Главная причина опасения заключается в различии религий. Фламандцы суть весьма усердные и суеверные католики, над которыми духовенство имеет власть неограниченную; одно намерение короля ввести терпимость всех вероисповеданий произвело в них живейшее беспокойство. Архиепископ Льежский, бывший недавно жарким приверженцем Бонапарта, находился в весьма затруднительном положении от буйной декларации одного партизана со стороны кальвинистов, так что принужден был жаловаться на него в своем пастырском увещании. Но ныне царствующая королевская фамилия утвердилась столь сильно, что целого века, мне кажется, мало для того, чтобы сии возмутительные декларации могли остановить успехи веротерпимости. Несмотря на то, король не пренебрегает советами своих новых подданных-католиков. Он обещал употребить все свое влияние для возвращения картин, которые французы вывезли из разных нидерландских церквей, особенно из Брюсселя и Антверпена. Между сими последними было образцовое произведение Рубенса – «Снятие со креста тела Господня», которое вместе с двумя другими, относящимися к подобным предметам находилось прежде в главном алтаре великолепного антверпенского собора. Подобной участи подверглись и прочие утвари сего величественного храма, кроме одной картины, украшавшей часовню, тоже Рубенсовой работы. Чувство благоговения, часто пробуждающееся и в самых грабителях, спасло ее от похищения.

Несмотря на то что король обещал потребовать назад церковные картины, большая часть фламандцев смотрит на сие обещание как на поруку, что религия, им исповедываемая, не воспрепятствует ему покровительствовать католикам. Почти нет никакого сомнения, что при постепенном влиянии времени и примера, грубые предрассудки и суеверия исчезнут во Фландрии так, как и в других европейских странах.

Ничто столько не способствовало укоренению народной любви к Оранскому дому, как деятельный и твердый характер наследного принца. Его подвиги во время сражений при Катрбра и Ватерлоо, и рана, полученная им в последнем, еще более укрепили связи, соединявшие царствующий дом с новыми подданными, отвыкшими с давнего время повиноваться государям, кои могли бы предводить ими в битве и проливать собственную кровь для их спасения.

Военная сила их, возрастающая ежедневно, уже довольно значительна: хотя некоторые бельгийские войска дурно вели себя в последнюю кампанию, было, однако, много и таких (особенно в пехоте и артиллерии) кои по своему мужеству и дисциплине без стыда могут стать наряду с лучшими английскими войсками.

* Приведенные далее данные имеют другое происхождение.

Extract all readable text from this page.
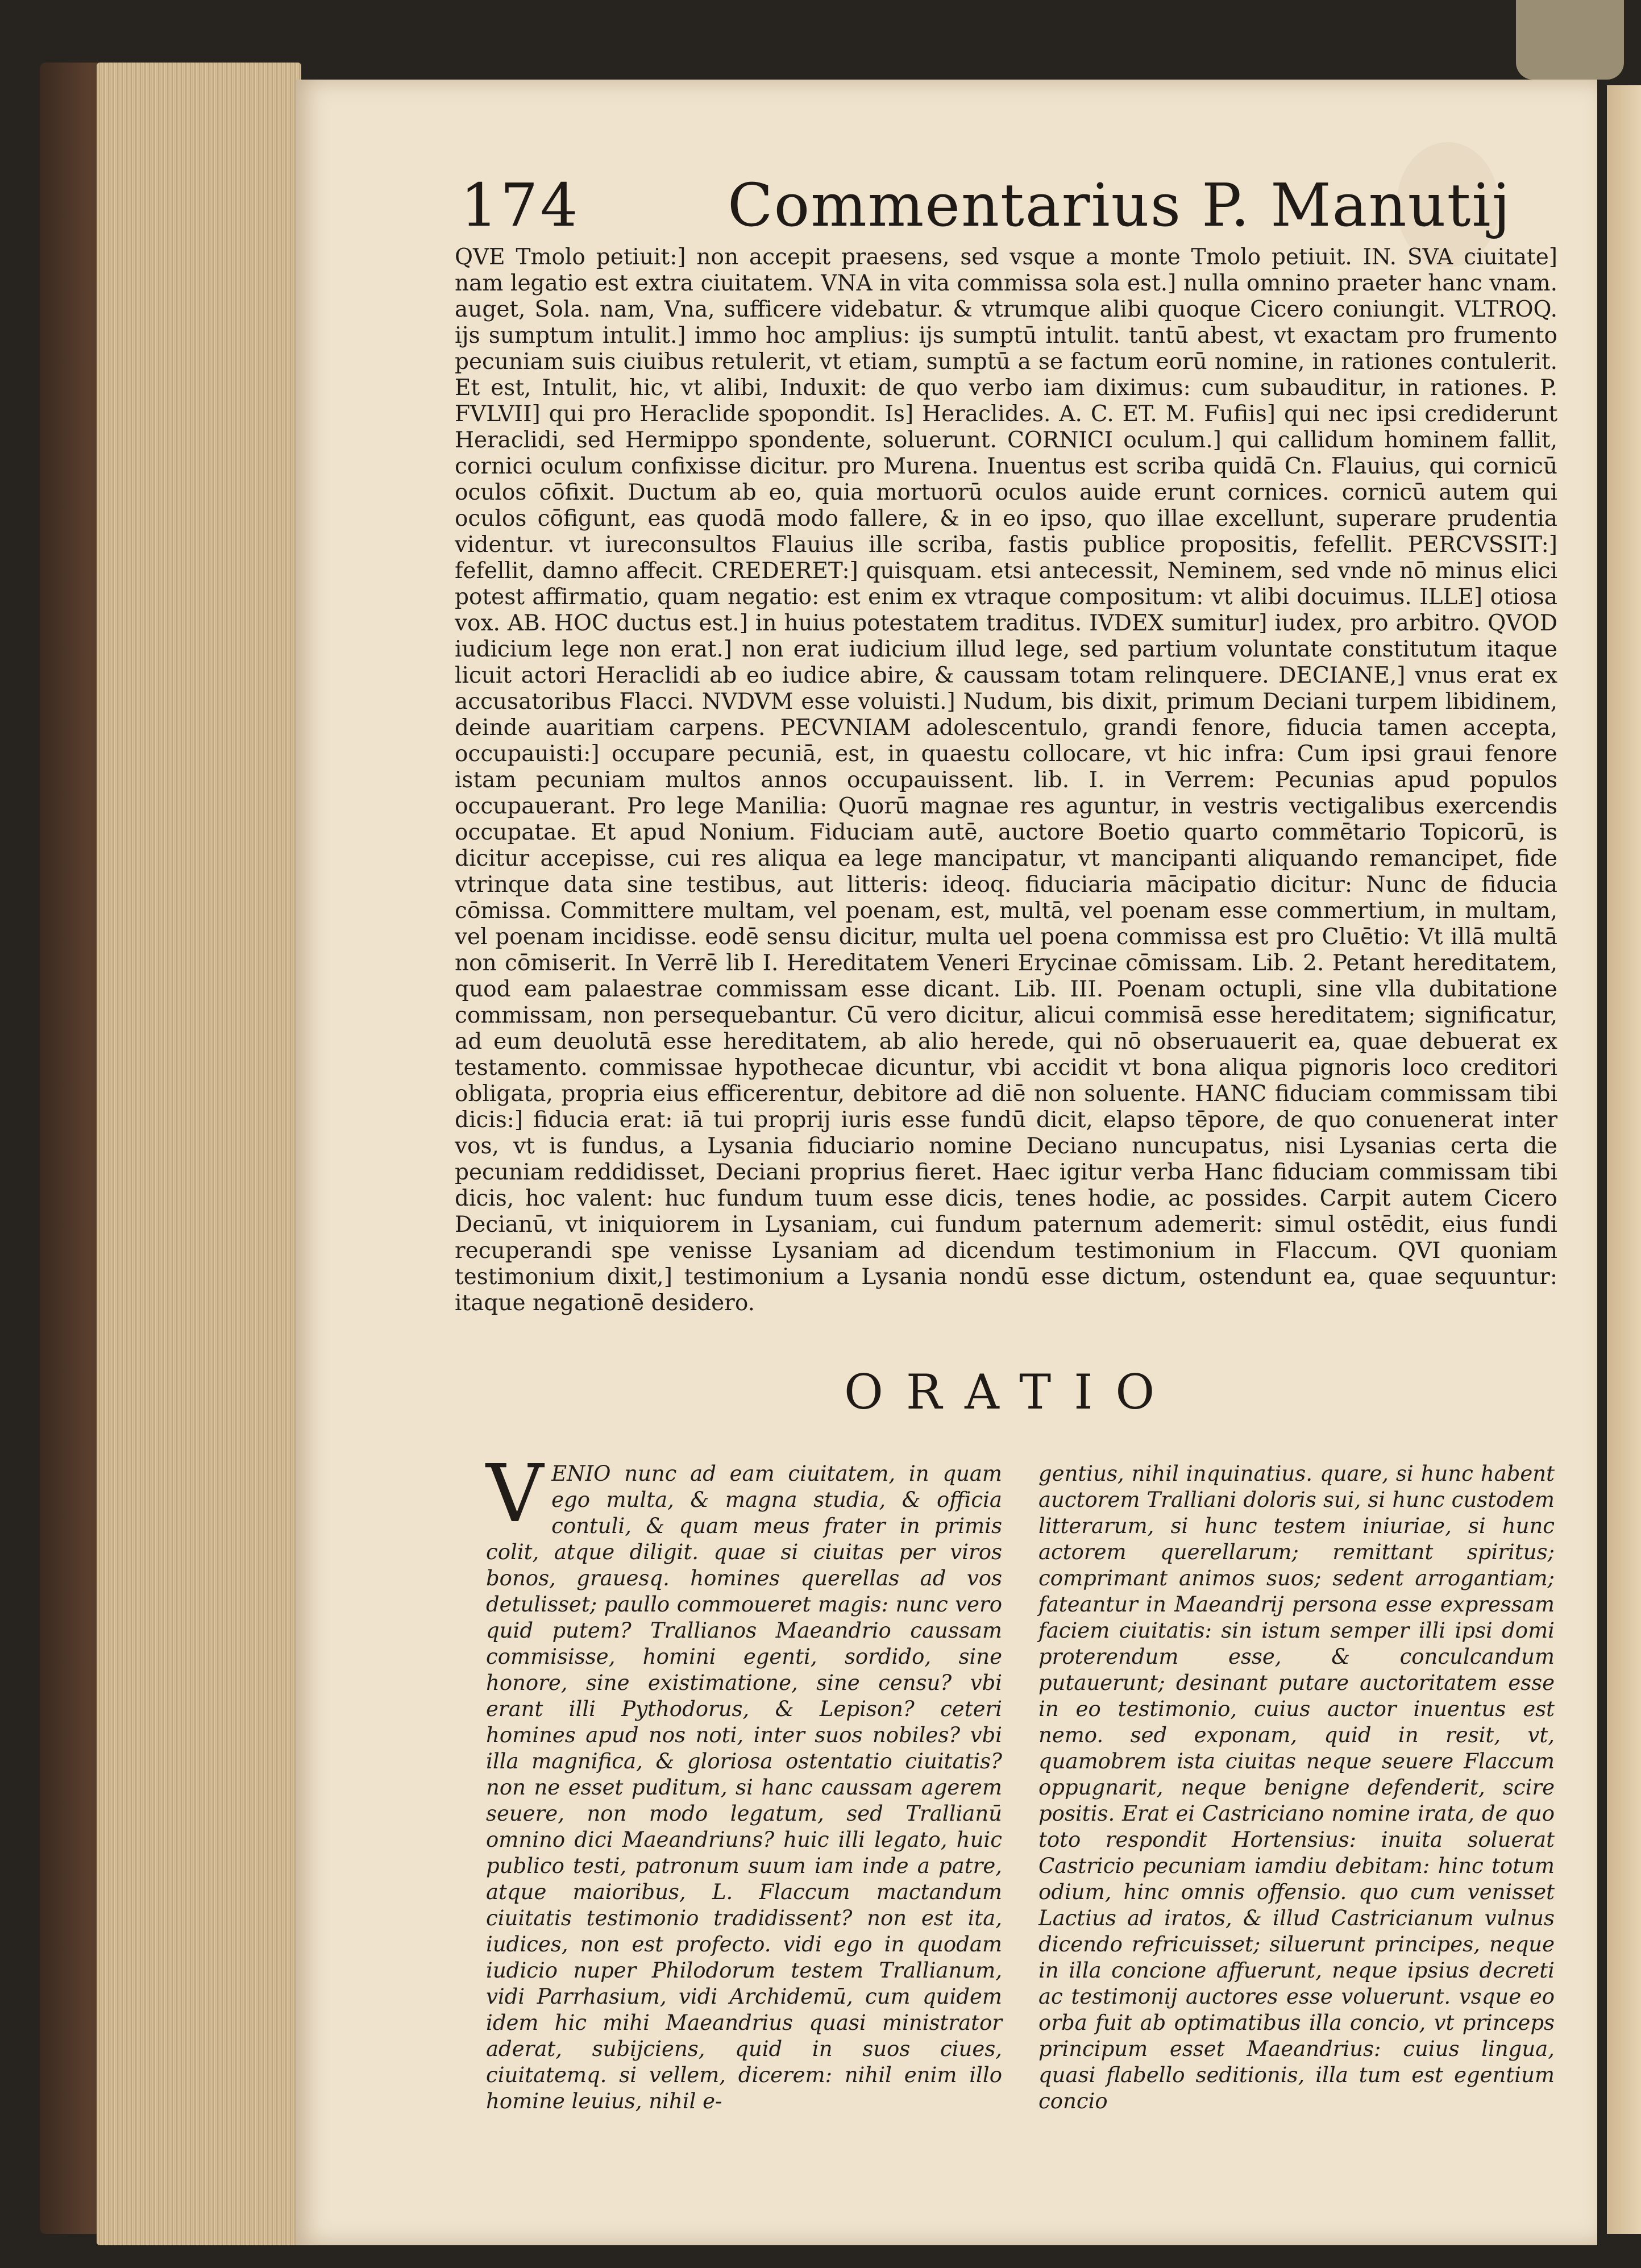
174 Commentarius P. Manutij
QVE Tmolo petiuit:] non accepit praesens, sed vsque a monte Tmolo petiuit. IN. SVA ciuitate] nam legatio est extra ciuitatem. VNA in vita commissa sola est.] nulla omnino praeter hanc vnam. auget, Sola. nam, Vna, sufficere videbatur. & vtrumque alibi quoque Cicero coniungit. VLTROQ. ijs sumptum intulit.] immo hoc amplius: ijs sumptū intulit. tantū abest, vt exactam pro frumento pecuniam suis ciuibus retulerit, vt etiam, sumptū a se factum eorū nomine, in rationes contulerit. Et est, Intulit, hic, vt alibi, Induxit: de quo verbo iam diximus: cum subauditur, in rationes. P. FVLVII] qui pro Heraclide spopondit. Is] Heraclides. A. C. ET. M. Fufiis] qui nec ipsi crediderunt Heraclidi, sed Hermippo spondente, soluerunt. CORNICI oculum.] qui callidum hominem fallit, cornici oculum confixisse dicitur. pro Murena. Inuentus est scriba quidā Cn. Flauius, qui cornicū oculos cōfixit. Ductum ab eo, quia mortuorū oculos auide erunt cornices. cornicū autem qui oculos cōfigunt, eas quodā modo fallere, & in eo ipso, quo illae excellunt, superare prudentia videntur. vt iureconsultos Flauius ille scriba, fastis publice propositis, fefellit. PERCVSSIT:] fefellit, damno affecit. CREDERET:] quisquam. etsi antecessit, Neminem, sed vnde nō minus elici potest affirmatio, quam negatio: est enim ex vtraque compositum: vt alibi docuimus. ILLE] otiosa vox. AB. HOC ductus est.] in huius potestatem traditus. IVDEX sumitur] iudex, pro arbitro. QVOD iudicium lege non erat.] non erat iudicium illud lege, sed partium voluntate constitutum itaque licuit actori Heraclidi ab eo iudice abire, & caussam totam relinquere. DECIANE,] vnus erat ex accusatoribus Flacci. NVDVM esse voluisti.] Nudum, bis dixit, primum Deciani turpem libidinem, deinde auaritiam carpens. PECVNIAM adolescentulo, grandi fenore, fiducia tamen accepta, occupauisti:] occupare pecuniā, est, in quaestu collocare, vt hic infra: Cum ipsi graui fenore istam pecuniam multos annos occupauissent. lib. I. in Verrem: Pecunias apud populos occupauerant. Pro lege Manilia: Quorū magnae res aguntur, in vestris vectigalibus exercendis occupatae. Et apud Nonium. Fiduciam autē, auctore Boetio quarto commētario Topicorū, is dicitur accepisse, cui res aliqua ea lege mancipatur, vt mancipanti aliquando remancipet, fide vtrinque data sine testibus, aut litteris: ideoq. fiduciaria mācipatio dicitur: Nunc de fiducia cōmissa. Committere multam, vel poenam, est, multā, vel poenam esse commertium, in multam, vel poenam incidisse. eodē sensu dicitur, multa uel poena commissa est pro Cluētio: Vt illā multā non cōmiserit. In Verrē lib I. Hereditatem Veneri Erycinae cōmissam. Lib. 2. Petant hereditatem, quod eam palaestrae commissam esse dicant. Lib. III. Poenam octupli, sine vlla dubitatione commissam, non persequebantur. Cū vero dicitur, alicui commisā esse hereditatem; significatur, ad eum deuolutā esse hereditatem, ab alio herede, qui nō obseruauerit ea, quae debuerat ex testamento. commissae hypothecae dicuntur, vbi accidit vt bona aliqua pignoris loco creditori obligata, propria eius efficerentur, debitore ad diē non soluente. HANC fiduciam commissam tibi dicis:] fiducia erat: iā tui proprij iuris esse fundū dicit, elapso tēpore, de quo conuenerat inter vos, vt is fundus, a Lysania fiduciario nomine Deciano nuncupatus, nisi Lysanias certa die pecuniam reddidisset, Deciani proprius fieret. Haec igitur verba Hanc fiduciam commissam tibi dicis, hoc valent: huc fundum tuum esse dicis, tenes hodie, ac possides. Carpit autem Cicero Decianū, vt iniquiorem in Lysaniam, cui fundum paternum ademerit: simul ostēdit, eius fundi recuperandi spe venisse Lysaniam ad dicendum testimonium in Flaccum. QVI quoniam testimonium dixit,] testimonium a Lysania nondū esse dictum, ostendunt ea, quae sequuntur: itaque negationē desidero.
ORATIO
V ENIO nunc ad eam ciuitatem, in quam ego multa, & magna studia, & officia contuli, & quam meus frater in primis colit, atque diligit. quae si ciuitas per viros bonos, grauesq. homines querellas ad vos detulisset; paullo commoueret magis: nunc vero quid putem? Trallianos Maeandrio caussam commisisse, homini egenti, sordido, sine honore, sine existimatione, sine censu? vbi erant illi Pythodorus, & Lepison? ceteri homines apud nos noti, inter suos nobiles? vbi illa magnifica, & gloriosa ostentatio ciuitatis? non ne esset puditum, si hanc caussam agerem seuere, non modo legatum, sed Trallianū omnino dici Maeandriuns? huic illi legato, huic publico testi, patronum suum iam inde a patre, atque maioribus, L. Flaccum mactandum ciuitatis testimonio tradidissent? non est ita, iudices, non est profecto. vidi ego in quodam iudicio nuper Philodorum testem Trallianum, vidi Parrhasium, vidi Archidemū, cum quidem idem hic mihi Maeandrius quasi ministrator aderat, subijciens, quid in suos ciues, ciuitatemq. si vellem, dicerem: nihil enim illo homine leuius, nihil e-
gentius, nihil inquinatius. quare, si hunc habent auctorem Tralliani doloris sui, si hunc custodem litterarum, si hunc testem iniuriae, si hunc actorem querellarum; remittant spiritus; comprimant animos suos; sedent arrogantiam; fateantur in Maeandrij persona esse expressam faciem ciuitatis: sin istum semper illi ipsi domi proterendum esse, & conculcandum putauerunt; desinant putare auctoritatem esse in eo testimonio, cuius auctor inuentus est nemo. sed exponam, quid in resit, vt, quamobrem ista ciuitas neque seuere Flaccum oppugnarit, neque benigne defenderit, scire positis. Erat ei Castriciano nomine irata, de quo toto respondit Hortensius: inuita soluerat Castricio pecuniam iamdiu debitam: hinc totum odium, hinc omnis offensio. quo cum venisset Lactius ad iratos, & illud Castricianum vulnus dicendo refricuisset; siluerunt principes, neque in illa concione affuerunt, neque ipsius decreti ac testimonij auctores esse voluerunt. vsque eo orba fuit ab optimatibus illa concio, vt princeps principum esset Maeandrius: cuius lingua, quasi flabello seditionis, illa tum est egentium concio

Храбрые белги по справедливости гордятся воинской славой, которую они приобрели с такой же честью, как и принц, ими управляющий. На каждом брюссельском перекрестке встречаются уличные певцы, продающие разные стихи в честь принца и солдат его. Я, как страстный любитель народных песен, купил себе образчик фламандской поэзии, в котором, скажу мимоходом, о герцоге Веллингтоне и Джоне Булле вовсе не упоминается, как будто их и не было при Ватерлоо.

Сие небольшое опущение фламандских бардов произошло, однако же, не от ненависти к герцогу или англичанам. Напротив того, наши раненые получали на протяжении своей болезни и теперь еще, во время выздоравливания, получают от брюссельских жителей самые трогательные доказательства внимания и добродушия. Сии доказательства дружбы изъявляемы были еще в то время, когда Блюхер был разбит и когда ретирада герцога Веллингтона могла возбудить в них сильные опасения насчет собственной безопасности и мщения французов, раздраженных приверженностью фламандцев ко врагам Наполеона. Добрые брюссельские жители не боялись благотворить нашим воинам; они доставляли больным свежую пищу, многие расточали свои ласки первому раненому, который им попадался; вводили его к себе в дом, кормили как собственного сына, не заботясь нимало о бедствиях, которые таковое гостеприимство могло навлечь на главу их.

В Антверпене, куда 17-го и 18-го числа перенесена была большая часть раненых при Катрбра, народ оказывал подобное участие к судьбе их. Многие из наших земляков говорили мне, что они непременно умерли бы без попечения великодушных фламандцев, которые, будучи подвигнуты состраданием, забывали и счастье и сан свой.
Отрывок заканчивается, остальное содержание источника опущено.